I had a conversation with a friend a long time ago, and our high-school brains somehow produced a silly argument. Somehow, we were arguing about who we trust more: governments or businesses. I, of course, trusted businesses more, for reasons I couldn't then articulate. She trusted government more, because corporations "just don't care."
Of course, that's the pinnacle of silliness. Of course corporations don't care. Neither do governments. Large entities aren't capable of empathy. Individuals in them may or may not. Of course, that's completely irrelevant. You can be a corporate CEO and care all you want and still be pressured (by the board, your employees, stockholders, etc.) to put out the local ma and pa business, and you can be a U.S. senator and care all you want and still be pressured (by your constituents--voters and/or special interests) to screw over a couple hundred million taxpayers for a wasteful pork barrel project.

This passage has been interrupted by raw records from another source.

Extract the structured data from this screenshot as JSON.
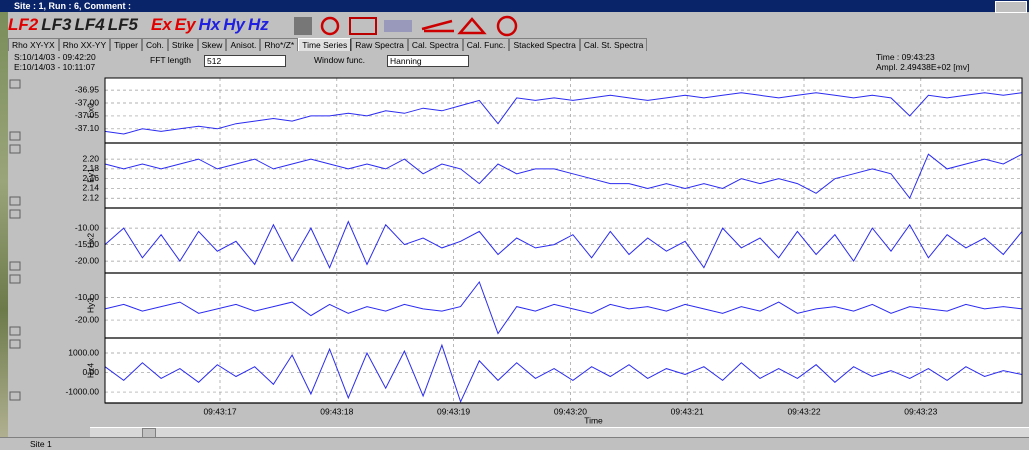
{
  "window": {
    "title": "Site : 1, Run : 6, Comment :"
  },
  "toolbar": {
    "items": [
      "LF2",
      "LF3",
      "LF4",
      "LF5",
      "Ex",
      "Ey",
      "Hx",
      "Hy",
      "Hz"
    ]
  },
  "tabs": [
    "Rho XY-YX",
    "Rho XX-YY",
    "Tipper",
    "Coh.",
    "Strike",
    "Skew",
    "Anisot.",
    "Rho*/Z*",
    "Time Series",
    "Raw Spectra",
    "Cal. Spectra",
    "Cal. Func.",
    "Stacked Spectra",
    "Cal. St. Spectra"
  ],
  "info": {
    "start": "S:10/14/03 - 09:42:20",
    "end": "E:10/14/03 - 10:11:07",
    "fft_label": "FFT length",
    "fft_value": "512",
    "window_label": "Window func.",
    "window_value": "Hanning",
    "time": "Time : 09:43:23",
    "ampl": "Ampl. 2.49438E+02 [mv]"
  },
  "chart_data": [
    {
      "type": "line",
      "ylabel": "Ex0",
      "color": "#2b2bf0",
      "grid": true,
      "ylim": [
        -37.155,
        -36.903
      ],
      "yticks": [
        -36.95,
        {
          "value": -37,
          "label": "-37.00"
        },
        -37.05,
        {
          "value": -37.1,
          "label": "-37.10"
        }
      ],
      "values": [
        -37.11,
        -37.12,
        -37.1,
        -37.11,
        -37.1,
        -37.09,
        -37.1,
        -37.08,
        -37.07,
        -37.06,
        -37.07,
        -37.05,
        -37.05,
        -37.04,
        -37.05,
        -37.03,
        -37.04,
        -37.02,
        -37.03,
        -37.01,
        -36.99,
        -37.08,
        -36.98,
        -36.99,
        -36.98,
        -36.99,
        -36.98,
        -36.97,
        -36.98,
        -36.99,
        -36.98,
        -36.97,
        -36.98,
        -36.97,
        -36.96,
        -36.97,
        -36.98,
        -36.97,
        -36.96,
        -36.97,
        -36.98,
        -36.97,
        -36.98,
        -37.05,
        -36.97,
        -36.98,
        -36.97,
        -36.96,
        -36.97,
        -36.96
      ]
    },
    {
      "type": "line",
      "ylabel": "Ey1",
      "color": "#2b2bf0",
      "grid": true,
      "ylim": [
        2.1,
        2.233
      ],
      "yticks": [
        {
          "value": 2.2,
          "label": "2.20"
        },
        2.18,
        2.16,
        2.14,
        2.12
      ],
      "values": [
        2.19,
        2.18,
        2.19,
        2.18,
        2.19,
        2.2,
        2.18,
        2.19,
        2.2,
        2.18,
        2.19,
        2.2,
        2.19,
        2.18,
        2.19,
        2.18,
        2.2,
        2.17,
        2.19,
        2.18,
        2.15,
        2.19,
        2.17,
        2.18,
        2.18,
        2.17,
        2.16,
        2.15,
        2.15,
        2.14,
        2.15,
        2.14,
        2.15,
        2.14,
        2.16,
        2.15,
        2.16,
        2.15,
        2.13,
        2.16,
        2.17,
        2.18,
        2.17,
        2.12,
        2.21,
        2.18,
        2.19,
        2.2,
        2.19,
        2.21
      ]
    },
    {
      "type": "line",
      "ylabel": "Hx2",
      "color": "#2b2bf0",
      "grid": true,
      "ylim": [
        -23.6,
        -3.9
      ],
      "yticks": [
        {
          "value": -10,
          "label": "-10.00"
        },
        {
          "value": -15,
          "label": "-15.00"
        },
        {
          "value": -20,
          "label": "-20.00"
        }
      ],
      "values": [
        -15,
        -10,
        -19,
        -12,
        -20,
        -11,
        -17,
        -14,
        -21,
        -9,
        -20,
        -10,
        -22,
        -8,
        -21,
        -9,
        -15,
        -13,
        -16,
        -14,
        -11,
        -18,
        -13,
        -16,
        -15,
        -12,
        -19,
        -11,
        -18,
        -13,
        -17,
        -14,
        -22,
        -10,
        -16,
        -13,
        -19,
        -11,
        -18,
        -12,
        -20,
        -10,
        -17,
        -9,
        -19,
        -12,
        -16,
        -13,
        -18,
        -11
      ]
    },
    {
      "type": "line",
      "ylabel": "Hy3",
      "color": "#2b2bf0",
      "grid": true,
      "ylim": [
        -28,
        1
      ],
      "yticks": [
        {
          "value": -10,
          "label": "-10.00"
        },
        {
          "value": -20,
          "label": "-20.00"
        }
      ],
      "values": [
        -15,
        -13,
        -16,
        -14,
        -12,
        -17,
        -15,
        -13,
        -16,
        -14,
        -12,
        -18,
        -13,
        -17,
        -14,
        -16,
        -13,
        -15,
        -16,
        -14,
        -3,
        -26,
        -14,
        -16,
        -13,
        -15,
        -17,
        -13,
        -15,
        -14,
        -16,
        -13,
        -15,
        -17,
        -14,
        -16,
        -12,
        -17,
        -15,
        -14,
        -16,
        -13,
        -17,
        -14,
        -15,
        -16,
        -13,
        -15,
        -14,
        -15
      ]
    },
    {
      "type": "line",
      "ylabel": "Hz4",
      "color": "#2b2bf0",
      "grid": true,
      "ylim": [
        -1560,
        1770
      ],
      "yticks": [
        {
          "value": 1000,
          "label": "1000.00"
        },
        {
          "value": 0,
          "label": "0.00"
        },
        {
          "value": -1000,
          "label": "-1000.00"
        }
      ],
      "values": [
        300,
        -400,
        500,
        -300,
        200,
        -500,
        400,
        -200,
        300,
        -600,
        900,
        -1100,
        1200,
        -1300,
        1000,
        -800,
        1100,
        -1200,
        1400,
        -1500,
        600,
        -400,
        500,
        -300,
        200,
        -400,
        300,
        -200,
        400,
        -300,
        200,
        -100,
        300,
        -400,
        500,
        -300,
        200,
        -300,
        400,
        -500,
        300,
        -200,
        100,
        -300,
        200,
        -400,
        300,
        -200,
        100,
        -100
      ],
      "xlabel": "Time",
      "x_tick_labels": [
        "09:43:17",
        "09:43:18",
        "09:43:19",
        "09:43:20",
        "09:43:21",
        "09:43:22",
        "09:43:23"
      ]
    }
  ],
  "status": {
    "site": "Site 1"
  }
}
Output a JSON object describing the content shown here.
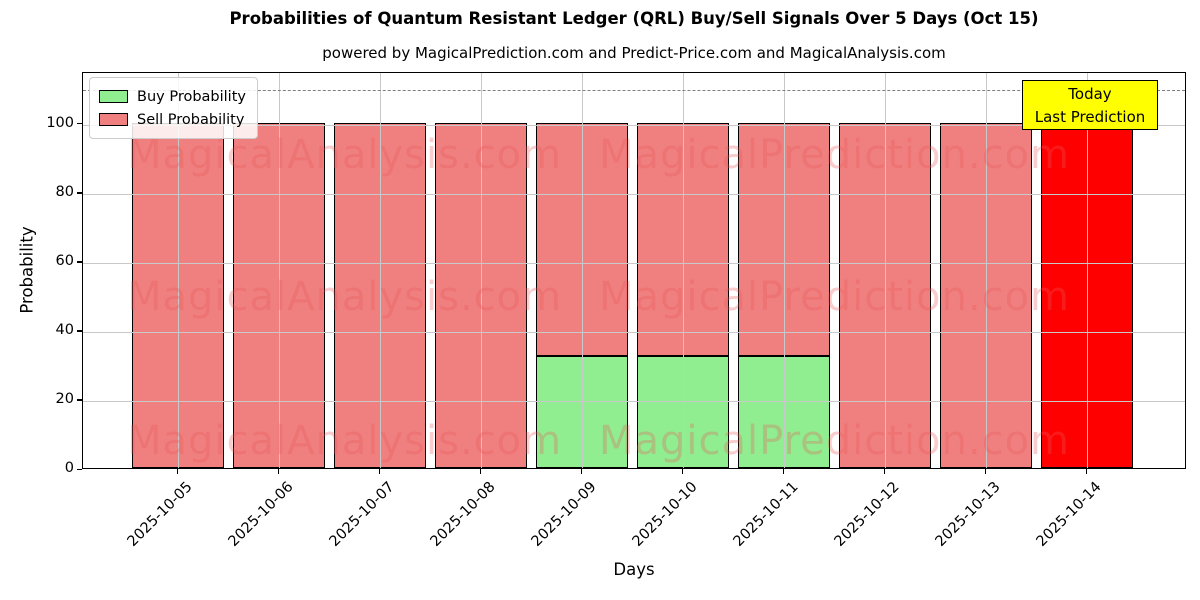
{
  "chart_data": {
    "type": "bar",
    "stacked": true,
    "title": "Probabilities of Quantum Resistant Ledger (QRL) Buy/Sell Signals Over 5 Days (Oct 15)",
    "subtitle": "powered by MagicalPrediction.com and Predict-Price.com and MagicalAnalysis.com",
    "xlabel": "Days",
    "ylabel": "Probability",
    "categories": [
      "2025-10-05",
      "2025-10-06",
      "2025-10-07",
      "2025-10-08",
      "2025-10-09",
      "2025-10-10",
      "2025-10-11",
      "2025-10-12",
      "2025-10-13",
      "2025-10-14"
    ],
    "series": [
      {
        "name": "Buy Probability",
        "color": "#90EE90",
        "values": [
          0,
          0,
          0,
          0,
          32.5,
          32.5,
          32.5,
          0,
          0,
          0
        ]
      },
      {
        "name": "Sell Probability",
        "color": "#F08080",
        "values": [
          100,
          100,
          100,
          100,
          67.5,
          67.5,
          67.5,
          100,
          100,
          100
        ]
      }
    ],
    "highlight": {
      "category": "2025-10-14",
      "bar_color": "#FF0000",
      "value": 100,
      "label_lines": [
        "Today",
        "Last Prediction"
      ],
      "box_color": "#FFFF00"
    },
    "ylim": [
      0,
      115
    ],
    "yticks": [
      0,
      20,
      40,
      60,
      80,
      100
    ],
    "threshold_line": {
      "y": 110,
      "style": "dashed",
      "color": "#7f7f7f"
    },
    "grid": true,
    "legend_position": "upper-left",
    "bar_edge_color": "#000000",
    "watermarks": {
      "left": "MagicalAnalysis.com",
      "right": "MagicalPrediction.com"
    }
  }
}
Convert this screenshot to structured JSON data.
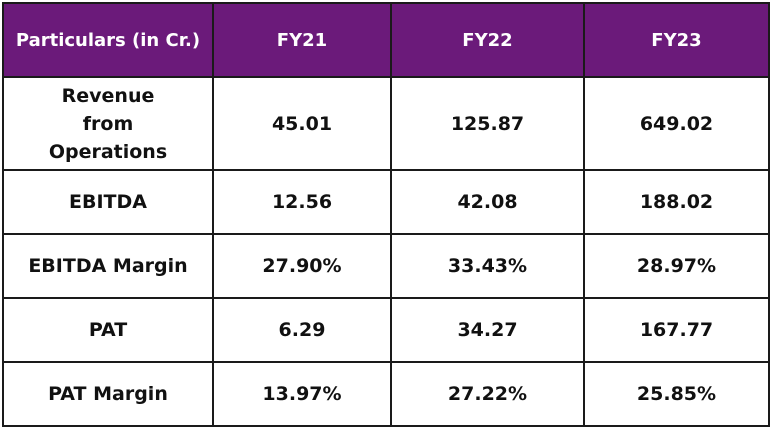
{
  "table": {
    "header": [
      "Particulars (in Cr.)",
      "FY21",
      "FY22",
      "FY23"
    ],
    "rows": [
      {
        "label": "Revenue from Operations",
        "values": [
          "45.01",
          "125.87",
          "649.02"
        ]
      },
      {
        "label": "EBITDA",
        "values": [
          "12.56",
          "42.08",
          "188.02"
        ]
      },
      {
        "label": "EBITDA Margin",
        "values": [
          "27.90%",
          "33.43%",
          "28.97%"
        ]
      },
      {
        "label": "PAT",
        "values": [
          "6.29",
          "34.27",
          "167.77"
        ]
      },
      {
        "label": "PAT Margin",
        "values": [
          "13.97%",
          "27.22%",
          "25.85%"
        ]
      }
    ]
  },
  "colors": {
    "header_bg": "#6b1a7a",
    "header_text": "#ffffff",
    "border": "#1a1a1a"
  }
}
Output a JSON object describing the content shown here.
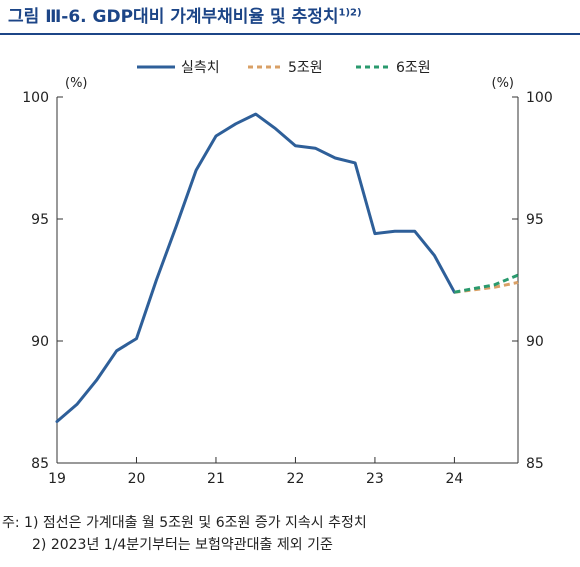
{
  "title": {
    "text": "그림 Ⅲ-6. GDP대비 가계부채비율 및 추정치",
    "superscript": "1)2)"
  },
  "chart_data": {
    "type": "line",
    "y_unit_left": "(%)",
    "y_unit_right": "(%)",
    "ylim": [
      85,
      100
    ],
    "yticks": [
      85,
      90,
      95,
      100
    ],
    "xticks": [
      {
        "label": "19",
        "x": 2019.0
      },
      {
        "label": "20",
        "x": 2020.0
      },
      {
        "label": "21",
        "x": 2021.0
      },
      {
        "label": "22",
        "x": 2022.0
      },
      {
        "label": "23",
        "x": 2023.0
      },
      {
        "label": "24",
        "x": 2024.0
      }
    ],
    "xlim": [
      2019.0,
      2024.8
    ],
    "legend_position": "top-center",
    "series": [
      {
        "name": "실측치",
        "style": "solid",
        "color": "#2e5f99",
        "x": [
          2019.0,
          2019.25,
          2019.5,
          2019.75,
          2020.0,
          2020.25,
          2020.5,
          2020.75,
          2021.0,
          2021.25,
          2021.5,
          2021.75,
          2022.0,
          2022.25,
          2022.5,
          2022.75,
          2023.0,
          2023.25,
          2023.5,
          2023.75,
          2024.0
        ],
        "y": [
          86.7,
          87.4,
          88.4,
          89.6,
          90.1,
          92.5,
          94.7,
          97.0,
          98.4,
          98.9,
          99.3,
          98.7,
          98.0,
          97.9,
          97.5,
          97.3,
          94.4,
          94.5,
          94.5,
          93.5,
          92.0
        ]
      },
      {
        "name": "5조원",
        "style": "dashed",
        "color": "#d9a066",
        "x": [
          2024.0,
          2024.25,
          2024.5,
          2024.8
        ],
        "y": [
          92.0,
          92.1,
          92.2,
          92.4
        ]
      },
      {
        "name": "6조원",
        "style": "dashed",
        "color": "#2a9a6e",
        "x": [
          2024.0,
          2024.25,
          2024.5,
          2024.8
        ],
        "y": [
          92.0,
          92.15,
          92.3,
          92.7
        ]
      }
    ]
  },
  "notes": [
    "주: 1) 점선은 가계대출 월 5조원 및 6조원 증가 지속시 추정치",
    "2) 2023년 1/4분기부터는 보험약관대출 제외 기준"
  ]
}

So really, don't trust anybody.
That's how I try to frame the world, at least. As I've said elsewhere, government is not evil; it is a tool that can be used for good or evil. The problem is establishing a systematic framework that extends the possibility for good while limiting the possibility for evil. Most often this makes me a libertarian.
One last thing. Professor Cowen adds, "One could love markets yet be some version of a modern liberal rather than a classical liberal. This possibility makes libertarians nervous, thus their desire to fix the quality of government in advance of making an argument."
There are some out there. I'd love it if there were more. Then there could be some serious debate instead of repeating this ridiculous argument about globalization and protectionism ad infinitum.
Update: Just read Will Wilkinson already.